The new governing coalition in Libya, formed last December and headed by Faez al-Sarraj, was created for the purpose of immediately requesting military assistance from its imperialist patrons, a request that can be used to justify the indefinite continuation of the Western powers’ “robust UN mandate” authorizing air, sea and land attacks against Libya in the name of “international security.”

The US and European powers are preparing an intervention that will center on a drive to retake the capital of Tripoli and secure control over key oil infrastructure. Once the country’s vast oil wealth is safely in hand, Washington is prepared to accept the permanent partition of Libya into a patchwork of armed groups, with the US-backed coalition presiding over only the skeleton of a centralized state.

As the Post wrote Monday, “US officials envision a gradual absorption of militia forces into a new national army or at least a network of state-backed regional or tribal forces.”

Italy appears set to play a leading role, vowing to contribute half of the necessary resources and to lead a ground invasion of its former colony. The invasion is planned to include thousands of Italian troops, backed up by thousands more drawn from other NATO powers, for a total of as many as 6,000 ground forces.

As yet there are still no “concrete military commitments” to support the NATO-backed governing alliance, according to the Post .
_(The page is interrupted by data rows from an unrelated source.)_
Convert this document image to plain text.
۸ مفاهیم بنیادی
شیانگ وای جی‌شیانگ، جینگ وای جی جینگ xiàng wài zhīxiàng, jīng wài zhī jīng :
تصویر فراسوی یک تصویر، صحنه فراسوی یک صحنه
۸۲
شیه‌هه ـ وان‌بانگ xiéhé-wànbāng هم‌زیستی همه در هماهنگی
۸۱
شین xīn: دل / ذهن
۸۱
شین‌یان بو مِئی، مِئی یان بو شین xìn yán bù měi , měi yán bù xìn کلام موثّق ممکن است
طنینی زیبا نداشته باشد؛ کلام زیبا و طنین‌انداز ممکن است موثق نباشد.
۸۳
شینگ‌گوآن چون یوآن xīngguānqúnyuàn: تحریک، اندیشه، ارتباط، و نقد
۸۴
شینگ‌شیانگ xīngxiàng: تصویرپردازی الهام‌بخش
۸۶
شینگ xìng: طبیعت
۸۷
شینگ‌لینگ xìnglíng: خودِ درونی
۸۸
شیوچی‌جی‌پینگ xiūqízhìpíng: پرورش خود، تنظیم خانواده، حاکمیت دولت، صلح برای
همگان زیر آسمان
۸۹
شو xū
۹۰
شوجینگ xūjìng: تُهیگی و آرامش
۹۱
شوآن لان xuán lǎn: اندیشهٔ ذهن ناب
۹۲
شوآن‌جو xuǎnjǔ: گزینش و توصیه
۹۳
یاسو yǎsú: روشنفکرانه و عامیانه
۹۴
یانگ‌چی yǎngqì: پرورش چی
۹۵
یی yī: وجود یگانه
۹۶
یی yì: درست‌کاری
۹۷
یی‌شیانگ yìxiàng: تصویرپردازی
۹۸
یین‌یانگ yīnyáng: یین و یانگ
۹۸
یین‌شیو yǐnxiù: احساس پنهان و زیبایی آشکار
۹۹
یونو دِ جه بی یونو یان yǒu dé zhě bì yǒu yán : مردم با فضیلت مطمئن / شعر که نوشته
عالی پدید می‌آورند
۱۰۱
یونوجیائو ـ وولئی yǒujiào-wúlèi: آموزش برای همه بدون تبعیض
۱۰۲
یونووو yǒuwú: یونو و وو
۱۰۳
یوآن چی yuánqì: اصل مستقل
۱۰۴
Nonetheless, there are clear signs that the US military is committed to deeper US ground involvement in Libya as part of stepped up US special operations throughout Africa. Libya is only one of a handful of African hotspots where the US is preparing “unique special operations solutions,” US Army General Tony Thomas told Congress in March. Following a hypothetical seizure of Tripoli, US commandos will link up with militant forces already active in the area, recruiting them as allies of the fledgling unity government, Thomas said.

Plans for new military strikes and a ground invasion come five years after the NATO war to oust the regime of Colonel Muammar Gaddafi. As part of this operation, the US and European powers backed Islamic extremist forces, including Al Qaeda elements and precursors of Islamic State. The six-month NATO bombing campaign reduced entire cities to rubble.

The very Islamist militias whose actions now form the supposed justification for the US-NATO intervention emerged out of groups that were armed and financed as a means to overthrow Gaddafi and kickstart a new round of imperialist wars of conquest in Africa and the Middle East.

As the World Socialist Web Site noted in March of 2011, as the war was getting underway, the “Libyan revolution” was, in reality, a cover for “the rape of Libya by a syndicate of imperialist powers determined to lay hold of its oil wealth and turn its territory into a neocolonial base of operations for further interventions throughout the Middle East and North Africa.”

Faced with a catastrophe created by their own actions, the imperialist powers are again placing Libya in the crosshairs, even as they expand operations in Iraq, Syria and throughout the Middle East.